The easy way, he said, would be to have the court rule that since the law is not clear, Sgt. Ben Chavez cannot be sued for his 1997 emergency-room questioning of Oliverio Martinez.

Advertisement

Though left blinded and paralyzed, Martinez survived and sued Oxnard police, including Chavez.

“It’s important we not torture the language of the 5th Amendment because of a concern the police would engage in torture,” Robbins argued.

Because the 5th Amendment says no one shall be “compelled in a criminal case to be a witness against himself,” the police cannot violate this right, he said. Only prosecutors in the courtroom can do that, he said.

“I take it your view is that if a police officer quite deliberately violates the person’s Miranda rights, he never commits a [constitutional] violation,” Justice Ruth Bader Ginsburg said.

Yes, Robbins responded.

“So, following Miranda is not an obligation of the police officer?” she inquired further.

No, he replied, although a suspect’s incriminating statements cannot be used in court.

Legal experts say this is a crucial issue daily for police.

So-called Miranda rights were created by a Supreme Court ruling in a 1960s case, Miranda vs. Arizona, in which Chief Justice Earl Warren wrote that because police questioning is inherently coercive, officers must warn suspects of their rights before questioning begins.

Warren’s opinion and the others that have followed described the Miranda warnings as limitations on the police, and all along, some lawyers and law professors have questioned whether they are a constitutional requirement.

Advertisement

If today’s court decides that the Miranda rules are constitutional rights, then officers will have to stop questioning people who invoke their right to remain silent.

However, if they are not constitutional rights, officers will be able to pressure unwilling people to make them talk and then use the information or evidence they reveal against them.

George Washington University law professor Stephen Saltzburg, an expert on criminal law, said police in many areas have come to realize they can ignore the Miranda rules.

“The irony is that people know about Miranda from TV and think they have these rights,” he said.

Police often know better, he said.

“For the police, it pays to read people their rights,” Saltzburg said. “But it also pays for them to violate the rights if they refuse to talk.”

Officers can learn about key evidence against a suspect, even if they cannot use their confessions against them, he said.

Advertisement

He predicted that the case heard Wednesday, Chavez vs. Martinez, is likely to make clear that police are free to violate the Miranda rules.

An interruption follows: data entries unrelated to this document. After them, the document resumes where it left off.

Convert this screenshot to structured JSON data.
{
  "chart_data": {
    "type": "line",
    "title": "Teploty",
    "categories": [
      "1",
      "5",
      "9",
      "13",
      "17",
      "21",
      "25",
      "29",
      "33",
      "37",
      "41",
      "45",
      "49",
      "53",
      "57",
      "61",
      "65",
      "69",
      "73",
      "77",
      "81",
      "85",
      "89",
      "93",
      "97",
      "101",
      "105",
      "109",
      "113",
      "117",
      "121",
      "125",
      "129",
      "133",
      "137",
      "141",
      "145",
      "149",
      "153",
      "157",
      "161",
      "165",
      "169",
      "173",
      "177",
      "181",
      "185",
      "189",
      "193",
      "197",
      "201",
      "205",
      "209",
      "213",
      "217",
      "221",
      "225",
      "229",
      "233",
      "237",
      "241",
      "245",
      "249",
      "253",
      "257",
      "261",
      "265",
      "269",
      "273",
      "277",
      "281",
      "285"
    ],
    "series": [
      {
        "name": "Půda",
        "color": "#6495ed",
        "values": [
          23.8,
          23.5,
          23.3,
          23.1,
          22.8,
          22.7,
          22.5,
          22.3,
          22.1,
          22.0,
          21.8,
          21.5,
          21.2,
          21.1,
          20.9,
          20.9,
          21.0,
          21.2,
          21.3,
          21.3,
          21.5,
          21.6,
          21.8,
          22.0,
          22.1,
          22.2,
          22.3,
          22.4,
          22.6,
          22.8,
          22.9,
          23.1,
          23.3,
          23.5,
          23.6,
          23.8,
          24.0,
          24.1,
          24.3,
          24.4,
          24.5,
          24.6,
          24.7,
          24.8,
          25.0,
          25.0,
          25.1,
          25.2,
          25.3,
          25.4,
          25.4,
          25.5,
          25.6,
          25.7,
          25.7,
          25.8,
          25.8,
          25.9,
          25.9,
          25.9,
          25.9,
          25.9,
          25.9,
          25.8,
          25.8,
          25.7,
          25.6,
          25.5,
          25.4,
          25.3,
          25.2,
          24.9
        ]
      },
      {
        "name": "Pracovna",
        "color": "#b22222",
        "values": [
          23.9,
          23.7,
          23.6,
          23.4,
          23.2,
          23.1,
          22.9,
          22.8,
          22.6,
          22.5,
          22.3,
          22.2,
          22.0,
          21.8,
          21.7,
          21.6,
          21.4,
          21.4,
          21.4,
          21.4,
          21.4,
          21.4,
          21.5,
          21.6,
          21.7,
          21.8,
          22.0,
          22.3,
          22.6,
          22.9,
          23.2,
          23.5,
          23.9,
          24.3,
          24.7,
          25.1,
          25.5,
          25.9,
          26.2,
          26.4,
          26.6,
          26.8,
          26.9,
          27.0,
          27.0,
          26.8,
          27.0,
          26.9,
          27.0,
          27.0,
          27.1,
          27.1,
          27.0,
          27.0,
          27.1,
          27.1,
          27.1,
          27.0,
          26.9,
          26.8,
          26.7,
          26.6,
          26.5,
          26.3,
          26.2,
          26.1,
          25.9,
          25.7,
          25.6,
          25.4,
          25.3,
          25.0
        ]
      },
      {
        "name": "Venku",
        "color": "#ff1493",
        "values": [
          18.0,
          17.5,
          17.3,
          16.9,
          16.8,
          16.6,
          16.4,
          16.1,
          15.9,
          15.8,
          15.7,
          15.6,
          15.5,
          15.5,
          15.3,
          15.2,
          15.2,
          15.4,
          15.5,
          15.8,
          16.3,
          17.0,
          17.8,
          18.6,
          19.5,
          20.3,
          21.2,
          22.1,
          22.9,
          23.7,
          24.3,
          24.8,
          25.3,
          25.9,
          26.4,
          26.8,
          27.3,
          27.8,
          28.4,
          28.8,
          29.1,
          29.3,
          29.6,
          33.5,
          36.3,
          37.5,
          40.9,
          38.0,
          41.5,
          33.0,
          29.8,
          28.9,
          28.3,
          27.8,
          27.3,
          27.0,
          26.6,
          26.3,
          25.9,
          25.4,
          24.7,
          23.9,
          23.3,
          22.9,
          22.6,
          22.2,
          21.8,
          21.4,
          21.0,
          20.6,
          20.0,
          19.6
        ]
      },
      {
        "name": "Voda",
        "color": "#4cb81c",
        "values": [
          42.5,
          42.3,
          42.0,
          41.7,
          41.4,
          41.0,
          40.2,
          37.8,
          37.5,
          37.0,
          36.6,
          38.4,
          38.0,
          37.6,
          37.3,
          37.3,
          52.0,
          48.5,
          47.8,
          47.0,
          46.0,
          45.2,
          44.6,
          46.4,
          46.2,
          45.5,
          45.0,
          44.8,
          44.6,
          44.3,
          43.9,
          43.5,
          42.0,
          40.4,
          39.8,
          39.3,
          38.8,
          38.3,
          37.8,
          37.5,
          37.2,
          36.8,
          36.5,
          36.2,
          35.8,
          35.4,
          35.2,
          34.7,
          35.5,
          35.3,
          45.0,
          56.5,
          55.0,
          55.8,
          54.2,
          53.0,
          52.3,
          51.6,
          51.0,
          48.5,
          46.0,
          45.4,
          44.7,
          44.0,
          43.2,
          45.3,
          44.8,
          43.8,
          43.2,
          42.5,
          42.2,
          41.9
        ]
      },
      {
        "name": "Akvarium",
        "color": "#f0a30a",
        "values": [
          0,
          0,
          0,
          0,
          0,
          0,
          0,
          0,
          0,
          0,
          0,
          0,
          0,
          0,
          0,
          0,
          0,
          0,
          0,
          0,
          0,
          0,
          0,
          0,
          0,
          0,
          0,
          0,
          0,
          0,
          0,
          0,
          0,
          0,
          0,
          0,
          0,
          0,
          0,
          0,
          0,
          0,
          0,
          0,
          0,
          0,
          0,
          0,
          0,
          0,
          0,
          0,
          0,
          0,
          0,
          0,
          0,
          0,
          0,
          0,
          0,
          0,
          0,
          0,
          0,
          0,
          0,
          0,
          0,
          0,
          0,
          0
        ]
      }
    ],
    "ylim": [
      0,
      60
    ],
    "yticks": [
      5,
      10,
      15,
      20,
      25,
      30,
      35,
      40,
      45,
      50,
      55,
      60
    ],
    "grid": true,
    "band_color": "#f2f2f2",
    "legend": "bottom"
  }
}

The justices wondered how far officers can go in pressing people to talk.

“Suppose [the officer] beats him up to get him to talk. Not to use the statements against him in court, but to get information. Is there any constitutional violation?” asked Justice John Paul Stevens.

That would not violate his right against self-incrimination, Clement replied, but the victim could sue the police for the beating.

In their briefs, the Justice Department and the Oxnard Police Department say “shocking” police conduct, such as beatings and torture, could violate the Constitution’s guarantee of “due process of law.”

Los Angeles lawyer R. Samuel Paz, representing Martinez, urged the court to uphold the rulings of judges in California who said the Oxnard police violated the rights of the badly wounded man.

In the emergency room, “Mr. Martinez twice said, ‘Leave me alone. Leave me alone. I’m dying.’ No reasonable police officer would think continued questioning in that circumstance is appropriate,” Paz said.

Advertisement

He also said people should have a right against coercive police questioning, even if they are not charged with a crime.

“A person like Mr. Martinez, who was not charged with any crime, would have no remedy,” he said, for rough treatment in police custody.

“Persons in this country should still be allowed the dignity to say: ‘I don’t want to speak,’ ” he said.